Although now considered one of the prime Monster Roster painters, Nancy Spero (1926–2009) chafed at the association, saying, “It wasn’t really my aesthetic; too much of a brute thing. I was moved by the German Expressionists, but not in the Monster Roster way.”[1]
She showed her Chicago era works in a 1958 two-person show at Indiana University, achieved first major success in Paris, and by the 1960s was making fierce feminist drawings and paintings. “We saw how women artists had been ‘left out’ of the discourse,” she said. “Our work was less valuable as it lacked the authority of the male persona as creator.”[2]

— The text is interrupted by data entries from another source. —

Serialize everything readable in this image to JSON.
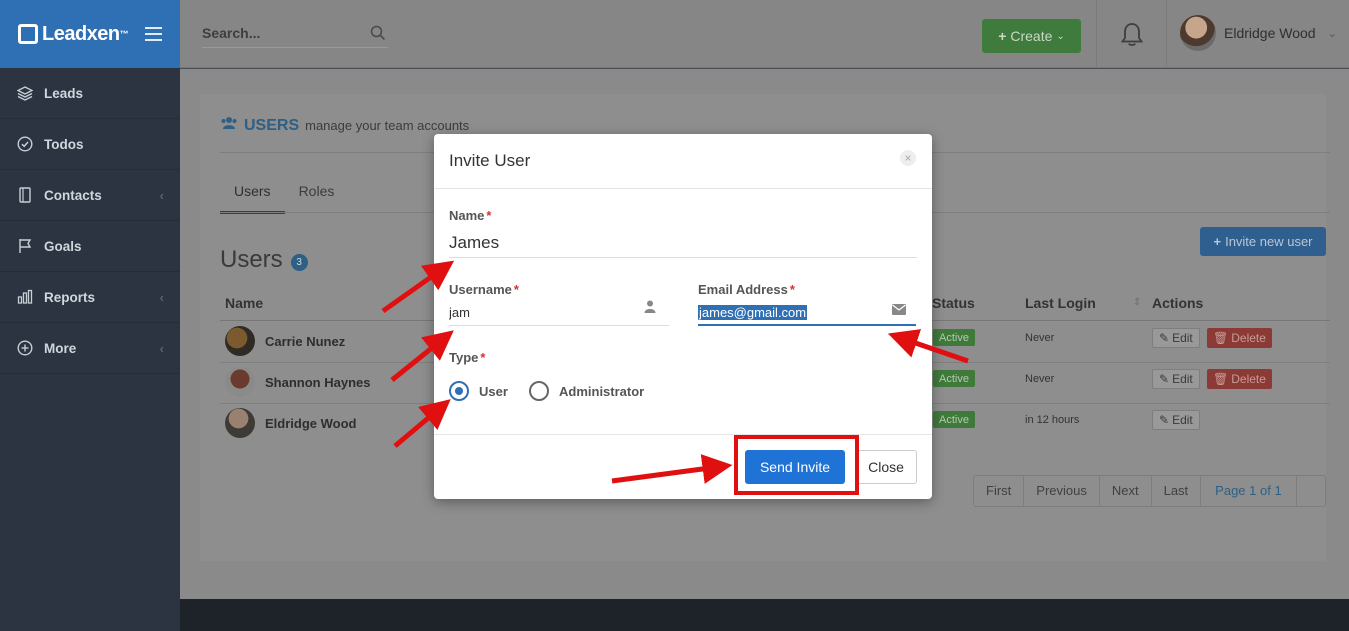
{
  "app": {
    "name": "Leadxen",
    "trademark": "™"
  },
  "sidebar": {
    "items": [
      {
        "label": "Leads",
        "icon": "layers-icon"
      },
      {
        "label": "Todos",
        "icon": "check-circle-icon"
      },
      {
        "label": "Contacts",
        "icon": "address-book-icon",
        "has_caret": true
      },
      {
        "label": "Goals",
        "icon": "flag-icon"
      },
      {
        "label": "Reports",
        "icon": "bar-chart-icon",
        "has_caret": true
      },
      {
        "label": "More",
        "icon": "plus-circle-icon",
        "has_caret": true
      }
    ]
  },
  "topbar": {
    "search_placeholder": "Search...",
    "create_label": "Create",
    "user_name": "Eldridge Wood"
  },
  "page": {
    "heading": "USERS",
    "heading_sub": "manage your team accounts",
    "tabs": [
      {
        "label": "Users",
        "active": true
      },
      {
        "label": "Roles",
        "active": false
      }
    ],
    "users_title": "Users",
    "users_count": "3",
    "invite_label": "Invite new user",
    "columns": [
      "Name",
      "Status",
      "Last Login",
      "Actions"
    ],
    "rows": [
      {
        "name": "Carrie Nunez",
        "status": "Active",
        "last_login": "Never",
        "edit": "Edit",
        "delete": "Delete"
      },
      {
        "name": "Shannon Haynes",
        "status": "Active",
        "last_login": "Never",
        "edit": "Edit",
        "delete": "Delete"
      },
      {
        "name": "Eldridge Wood",
        "status": "Active",
        "last_login": "in 12 hours",
        "edit": "Edit"
      }
    ],
    "pager": [
      "First",
      "Previous",
      "Next",
      "Last",
      "Page 1 of 1",
      ""
    ]
  },
  "modal": {
    "title": "Invite User",
    "close_icon": "×",
    "name_label": "Name",
    "name_value": "James",
    "username_label": "Username",
    "username_value": "jam",
    "email_label": "Email Address",
    "email_value": "james@gmail.com",
    "type_label": "Type",
    "type_options": [
      {
        "label": "User",
        "checked": true
      },
      {
        "label": "Administrator",
        "checked": false
      }
    ],
    "required_mark": "*",
    "send_label": "Send Invite",
    "close_label": "Close"
  },
  "colors": {
    "brand": "#2f6fb3",
    "sidebar": "#2b3440",
    "primary_button": "#1f72d6",
    "annotation": "#e01010",
    "required": "#d0362b"
  }
}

[1] Nancy Spero, quoted in “On the Other Side of the Mirror: A Conversation with Robert Enright,” Codex Spero: Nancy Spero—Selected Writings and Interviews, 1950–2008, ed. Roel Arkesteijn (Amsterdam: Roma, 2008), p. 28.
[2] Nancy Spero, quoted in Katy Kline and Helaine Posner, Leon Golub and Nancy Spero: War and Memory, exh. cat. (Cambridge, MA: MIT List Visual Art Center, 1994), p. 22.
This text was adapted from John Corbett’s “Introducing: The Roster” in the Monster Roster exhibition catalogue.